Andalucía es la comunidad con más número de menores en seguimiento por riesgo, 140 (16 de ellos alto o extremo); seguida de Madrid, con 74 (10 en riesgo alto o extremo); Comunidad Valenciana, con 72 (7 en riesgo alto o extremo); y Canarias, con 41 (4 en riesgo alto o extremo).

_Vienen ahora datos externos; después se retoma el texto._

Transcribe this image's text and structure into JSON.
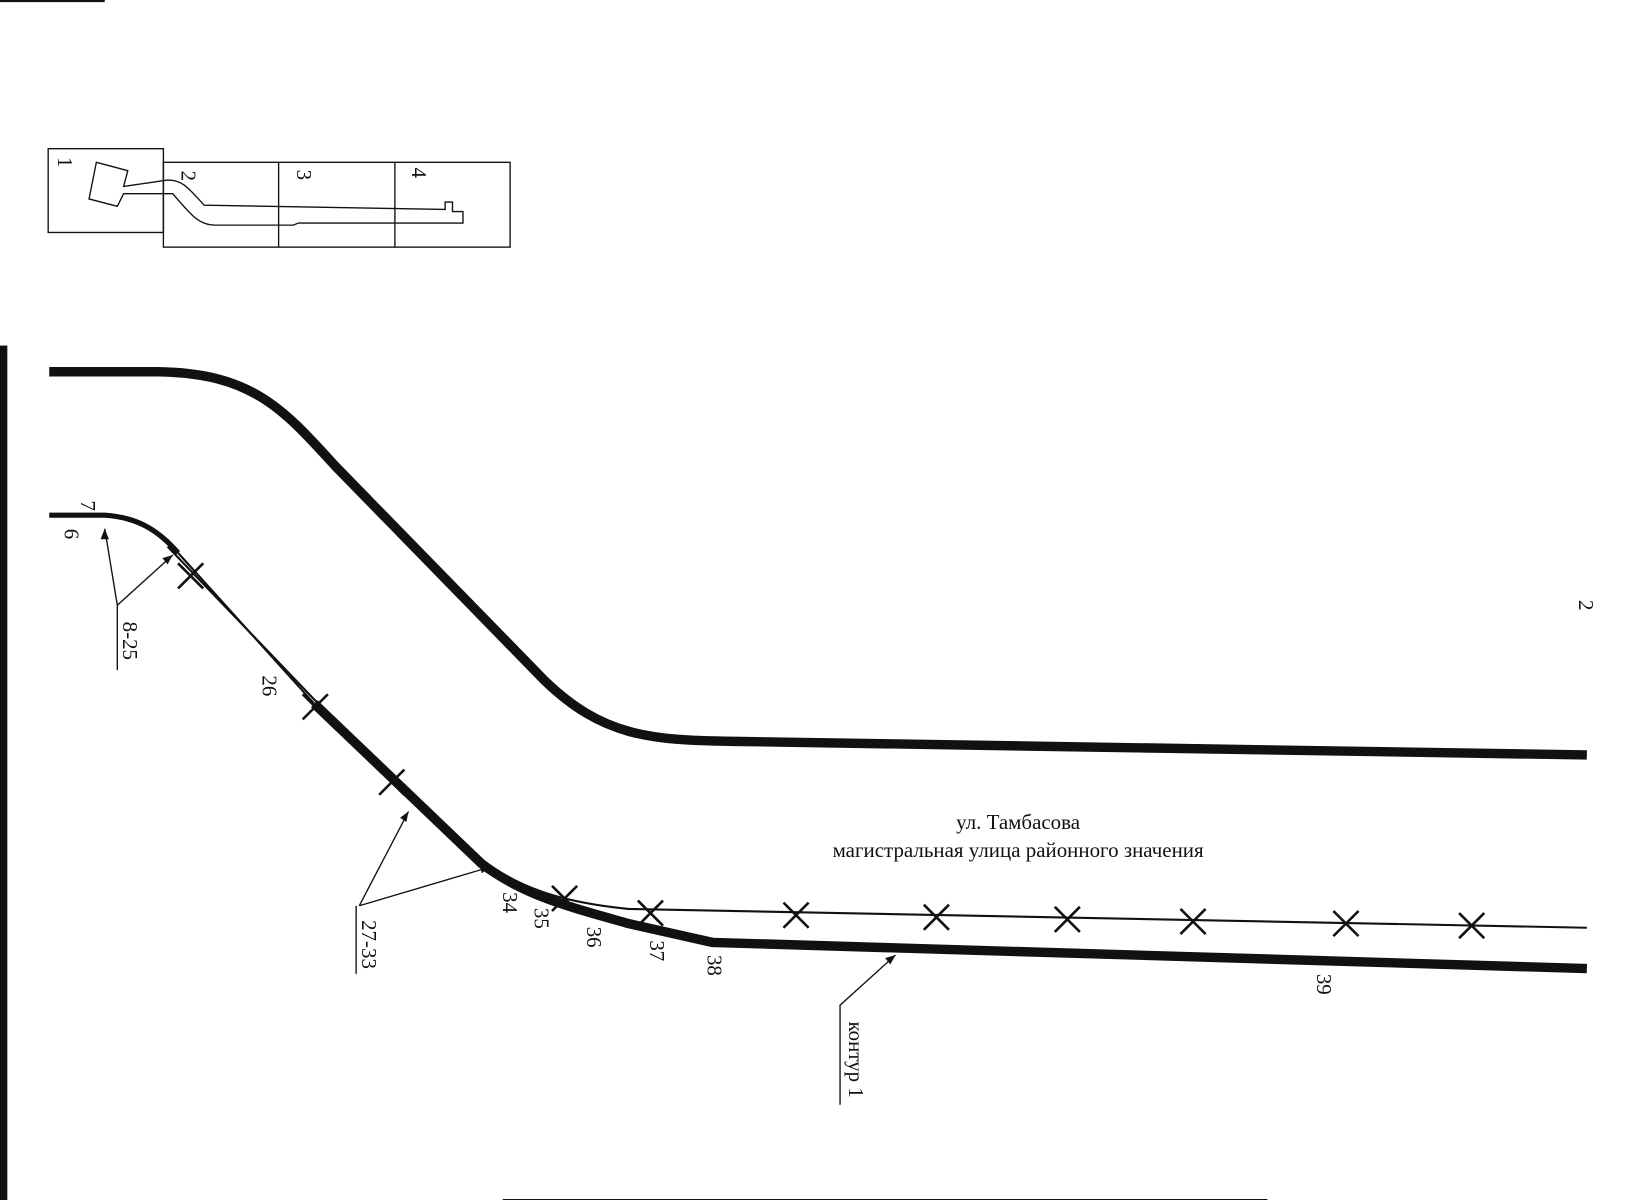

Los datos nos sirven para visibilizar la violencia que sufren los menores que son víctimas de violencia de género y, esto un paso.  Pero necesitamos como sociedad, dar un paso más y activarnos para convertirnos en un gran círculo o escudo de protección en el que ningún agresor pueda entrar. Lejos de quedarnos como meros espectadores pasivos, debemos asumir la responsabilidad como agentes activos, de proteger a la infancia. Podemos convertirnos así en testigos activos entrando la mirada, detectando posibles situaciones de riesgo lo antes posible y denunciándolas ante la mínima sospecha. 

Pero para ello, como se ha publicado recientemente, es necesario dejar de potenciar las masculinidades tradicionales dominantes en diferentes espacios de ocio, trabajo, etc y, comenzar a valorar socialmente a las nuevas masculinidades alternativas que nunca han ejercido ni ejercen violencia.